Trick or Treat by Sally Anne Morris

Posted by Mrs Giggles on November 9, 2009 in 1 Oogie, Book Reviews, Genre: Contemporary

Trick or Treat by Sally Anne Morris
Trick or Treat by Sally Anne Morris

Little Black Dress Books, £5.99, ISBN 978-0-7553-5440-5
Contemporary Fiction, 2009

Trick or Treat is the story of our heroine, Lucy Diamond, who one day starts hearing voices of dead people in her head. Before long, she’s the one-stop psychic hotline for ghosts wanting to tie up loose ends before they move on. Meanwhile, she’s approached by this hot guy, Simon, and it looks like her love life is looking up for once. Of course, since this a chick-lit story, we all know better than to expect a hero without some hidden motives, right?

This book is pretty unreadable in so many ways. It’s unfortunate how this book is written from an omnipresent point of view, with the authors often including observations about things in a certain character’s point of view that this character should not be aware of. Ms Morris often breaks down the fourth wall to address me, the reader, as well.
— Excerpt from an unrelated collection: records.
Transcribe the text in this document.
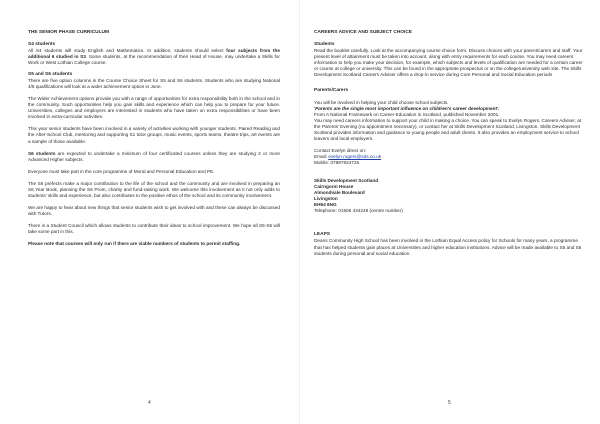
THE SENIOR PHASE CURRICULUM

S4 students

All S4 students will study English and Mathematics. In addition, students should select four subjects from the additional 6 studied in S3. Some students, at the recommendation of their Head of House, may undertake a Skills for Work or West Lothian College course.

S5 and S6 students

There are five option columns in the Course Choice Sheet for S5 and S6 students. Students who are studying National 4/5 qualifications will look at a wider achievement option in June.

The Wider Achievement options provide you with a range of opportunities for extra responsibility both in the school and in the community. Such opportunities help you gain skills and experience which can help you to prepare for your future. Universities, colleges and employers are interested in students who have taken on extra responsibilities or have been involved in extra-curricular activities.

This year senior students have been involved in a variety of activities working with younger students. Paired Reading and the After-School Club, mentoring and supporting S1 tutor groups, music events, sports teams, theatre trips, art events are a sample of those available.

S6 students are expected to undertake a minimum of four certificated courses unless they are studying 2 or more Advanced Higher subjects.

Everyone must take part in the core programme of Moral and Personal Education and PE.

The S6 prefects make a major contribution to the life of the school and the community and are involved in preparing an S6 Year Book, planning the S6 Prom, charity and fund-raising work. We welcome this involvement as it not only adds to students' skills and experience, but also contributes to the positive ethos of the school and its community involvement.

We are happy to hear about new things that senior students wish to get involved with and these can always be discussed with Tutors.

There is a Student Council which allows students to contribute their ideas to school improvement. We hope all S5-S6 will take some part in this.

Please note that courses will only run if there are viable numbers of students to permit staffing.

4

CAREERS ADVICE AND SUBJECT CHOICE

Students

Read the booklet carefully. Look at the accompanying course choice form. Discuss choices with your parent/carers and staff. Your present level of attainment must be taken into account, along with entry requirements for each course. You may need careers information to help you make your decision, for example, which subjects and levels of qualification are needed for a certain career or course at college or university. This can be found in the appropriate prospectus or on the college/university web site. The Skills Development Scotland Careers Adviser offers a drop-in service during Core Personal and Social Education periods

Parents/Carers

You will be involved in helping your child choose school subjects.

'Parents are the single most important influence on children's career development'.

From A National Framework on Career Education in Scotland, published November 2001.

You may need careers information to support your child in making a choice. You can speak to Evelyn Rogers, Careers Adviser, at the Parents' Evening (no appointment necessary), or contact her at Skills Development Scotland, Livingston. Skills Development Scotland provides information and guidance to young people and adult clients. It also provides an employment service to school leavers and local employers.

Contact Evelyn direct on:

Email: evelyn.rogers@sds.co.uk

Mobile: 07887824725

Skills Development Scotland

Cairngorm House

Almondvale Boulevard

Livingston

EH54 6NG

Telephone: 01506 434249 (centre number)

LEAPS

Deans Community High School has been involved in the Lothian Equal Access policy for Schools for many years, a programme that has helped students gain places at Universities and higher education institutions. Advice will be made available to S5 and S6 students during personal and social education.

5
While this technique may work in another genre, here this technique comes off as laughably pretentious and out of place. She also tends to halt the momentum of the story at various points to indulge in bizarre discourses about, say, drapings or mating habits of human beings and what not. Unfortunately, these moments are far from witty or even entertaining.The author comes off instead like a rambling stand-up comedian who is trying way too hard.

The story is so clichéd that it’s almost excruciating to read. Lucy is a typical chick-lit heroine with plenty of overly familiar baggage, she has a predictable more outgoing best friend, she also has this gay best friend that is so obnoxiously over the top in a Queer Eye Gone Wild manner, Lucy’s mother is a hippie… Trick or Treat has everything but the kitchen sink stuffed inside its pages. Throughout everything, Ms Morris is trying so hard to be funny, but she always falls at least ten miles short from the punchline. Nigel, the gay guy, is especially obnoxious in this story because he is just loud and in your face without exhibiting any of the wit the author claims that he has in abundance. It just proves that making a character gay and making him behave like a mincing nelly will not automatically make the character uproariously funny.

One good thing about this story is how, in the end, after Lucy realizes that Simon had lied to her, she doesn’t make excuses for him. He ends up giving up a few things in his life to stay with her, heh, and I like this, given how in so many of such stories the heroines have to be the ones who give up more to keep their love.

While it has a pretty cover, after all things considered, Trick or Treat is just not good, I’m afraid.